In December 2012, she was awarded the "Biography/Autobiography of the Year" award of the National Book Awards for My Animals and Other Family.[36]
In February 2013 she was assessed as being one of the 100 most powerful women in the UK by Woman's Hour on BBC Radio 4.[38] and also won the award for Sports Presenter at the Television and Radio Industries Club Awards.[citation needed]
Her other awards include Attitude Awards TV Personality of the Year 2012, TRIC Sports Presenter of the Year 2013, British Equestrian Federation Outstanding Journalist of the Year 2014, First Women Awards Lifetime Achievement 2015, the Horserace Writers' Association's Broadcaster of the Year award[39] and awards from Tatler magazine.

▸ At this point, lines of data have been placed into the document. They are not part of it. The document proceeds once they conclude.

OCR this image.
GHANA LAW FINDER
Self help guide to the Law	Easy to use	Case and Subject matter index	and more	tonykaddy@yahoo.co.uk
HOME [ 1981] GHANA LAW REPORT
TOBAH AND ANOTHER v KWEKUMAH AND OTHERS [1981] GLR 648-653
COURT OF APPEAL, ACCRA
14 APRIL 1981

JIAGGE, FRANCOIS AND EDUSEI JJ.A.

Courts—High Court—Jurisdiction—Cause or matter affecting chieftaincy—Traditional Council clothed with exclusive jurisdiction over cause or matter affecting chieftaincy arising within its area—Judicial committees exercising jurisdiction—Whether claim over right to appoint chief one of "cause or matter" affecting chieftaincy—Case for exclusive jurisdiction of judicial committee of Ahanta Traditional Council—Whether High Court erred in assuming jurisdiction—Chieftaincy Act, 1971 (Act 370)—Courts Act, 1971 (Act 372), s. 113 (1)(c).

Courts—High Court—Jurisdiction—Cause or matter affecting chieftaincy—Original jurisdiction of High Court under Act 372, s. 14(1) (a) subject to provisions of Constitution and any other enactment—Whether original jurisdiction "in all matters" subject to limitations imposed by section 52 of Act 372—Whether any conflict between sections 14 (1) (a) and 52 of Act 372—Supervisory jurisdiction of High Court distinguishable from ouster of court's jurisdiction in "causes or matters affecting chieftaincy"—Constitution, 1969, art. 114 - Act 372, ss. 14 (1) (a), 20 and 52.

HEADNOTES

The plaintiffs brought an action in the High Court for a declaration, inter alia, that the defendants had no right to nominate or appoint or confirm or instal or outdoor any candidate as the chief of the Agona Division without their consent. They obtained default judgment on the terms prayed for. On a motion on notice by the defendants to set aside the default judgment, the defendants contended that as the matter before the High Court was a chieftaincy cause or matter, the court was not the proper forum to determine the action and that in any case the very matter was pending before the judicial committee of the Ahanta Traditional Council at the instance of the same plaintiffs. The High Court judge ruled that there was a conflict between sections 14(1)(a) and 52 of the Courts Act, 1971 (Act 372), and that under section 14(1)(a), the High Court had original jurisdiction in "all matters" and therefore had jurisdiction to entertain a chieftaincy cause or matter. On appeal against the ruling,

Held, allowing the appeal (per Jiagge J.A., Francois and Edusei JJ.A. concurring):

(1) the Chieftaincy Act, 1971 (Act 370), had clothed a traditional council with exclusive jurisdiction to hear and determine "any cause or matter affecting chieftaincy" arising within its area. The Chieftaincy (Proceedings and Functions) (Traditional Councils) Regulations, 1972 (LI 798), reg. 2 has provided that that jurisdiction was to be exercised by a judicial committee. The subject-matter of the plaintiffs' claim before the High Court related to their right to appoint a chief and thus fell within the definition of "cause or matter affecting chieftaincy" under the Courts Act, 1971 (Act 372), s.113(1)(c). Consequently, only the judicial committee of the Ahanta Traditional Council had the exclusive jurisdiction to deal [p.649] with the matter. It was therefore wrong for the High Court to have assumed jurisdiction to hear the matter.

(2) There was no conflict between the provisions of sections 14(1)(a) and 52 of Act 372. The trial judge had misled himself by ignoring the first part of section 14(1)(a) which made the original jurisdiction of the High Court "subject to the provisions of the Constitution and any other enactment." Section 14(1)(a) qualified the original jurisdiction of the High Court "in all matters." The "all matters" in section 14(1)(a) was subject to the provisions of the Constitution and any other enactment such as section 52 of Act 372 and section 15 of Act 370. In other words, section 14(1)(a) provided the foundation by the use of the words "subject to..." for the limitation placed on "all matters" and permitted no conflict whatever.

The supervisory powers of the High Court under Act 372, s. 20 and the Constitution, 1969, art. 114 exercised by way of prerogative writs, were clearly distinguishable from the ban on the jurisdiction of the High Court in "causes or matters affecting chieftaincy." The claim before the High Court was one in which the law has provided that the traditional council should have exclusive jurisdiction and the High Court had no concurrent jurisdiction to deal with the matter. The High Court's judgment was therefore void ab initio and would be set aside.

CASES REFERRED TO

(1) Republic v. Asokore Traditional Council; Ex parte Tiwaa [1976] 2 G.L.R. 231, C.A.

Clare Balding formalised her relationship with Alice Arnold, then a BBC Radio 4 continuity announcer and newsreader, in September 2006 by entering into a civil partnership.[42] The couple lived with their Tibetan terrier, Archie.[43] In April 2015, she and Arnold married in a private ceremony.[44] They live in Chiswick, West London.[45]
On 29 May 2009, Balding announced that she had thyroid cancer. She promised to be back on television covering the Epsom Derby, by the following Saturday. On 21 August 2009, she announced that the radioactive iodine had been successful with no signs of the cancer having spread.[citation needed]
In July 2010, Balding made a complaint to the Press Complaints Commission over an article by writer A. A. Gill in The Sunday Times that she felt had mocked her sexuality and appearance[46] and for which the newspaper refused to apologise.[47] The PCC found in her favour, judging that Gill had "refer[red] to the complainant's sexuality in a demeaning and gratuitous way".[48] In 2014, she was named in the top 10 on the World Pride Power list.[49]
After Liam Treadwell's Grand National victory on 4 April 2009, Balding interviewed him and made fun of his apparently bad teeth.[50] Balding later clarified on BBC's Have I Got News For You quiz that she believed Treadwell, who suffered from microdontia and hypodontia, to have had his teeth "kicked out" by a horse, a common injury suffered by jockeys, apologising again for her error. However, Treadwell stated that he was pleased with her comment, as a dentist offered to fix his teeth at no cost. "It was the best thing Clare ever said", Treadwell said.[51]
In 2014, Balding publicly backed Hacked Off and its campaign towards UK press self-regulation by "safeguarding the press from political interference while also giving vital protection to the vulnerable."[52][53][54]
Balding has been a presenter on Sport Relief since its inception in 2002. She also participated in a celebrity edition of The Apprentice to raise money for charity.[56]Sport Relief Does The Apprentice is part of the BBC's annual charity initiative and aired on 12 and 14 March 2008. "The Girls' team", which also included Louise Redknapp, Jacqueline Gold, Kirstie Allsopp and Lisa Snowdon, won the contest, raising over £400,000 from ticket sales and sales on the night of the big event at their shop.
After fronting the BBC coverage of the sport for several years, Balding was appointed as the 30th President of the Rugby Football League in July 2020 succeeding former footballer Tony Adams.[63] The RFL Council appointed role undertakes a two-year term which Balding served from July 2020 to December 2022. She stated that during her tenure she wanted to see the women's game become a professional sport.[64]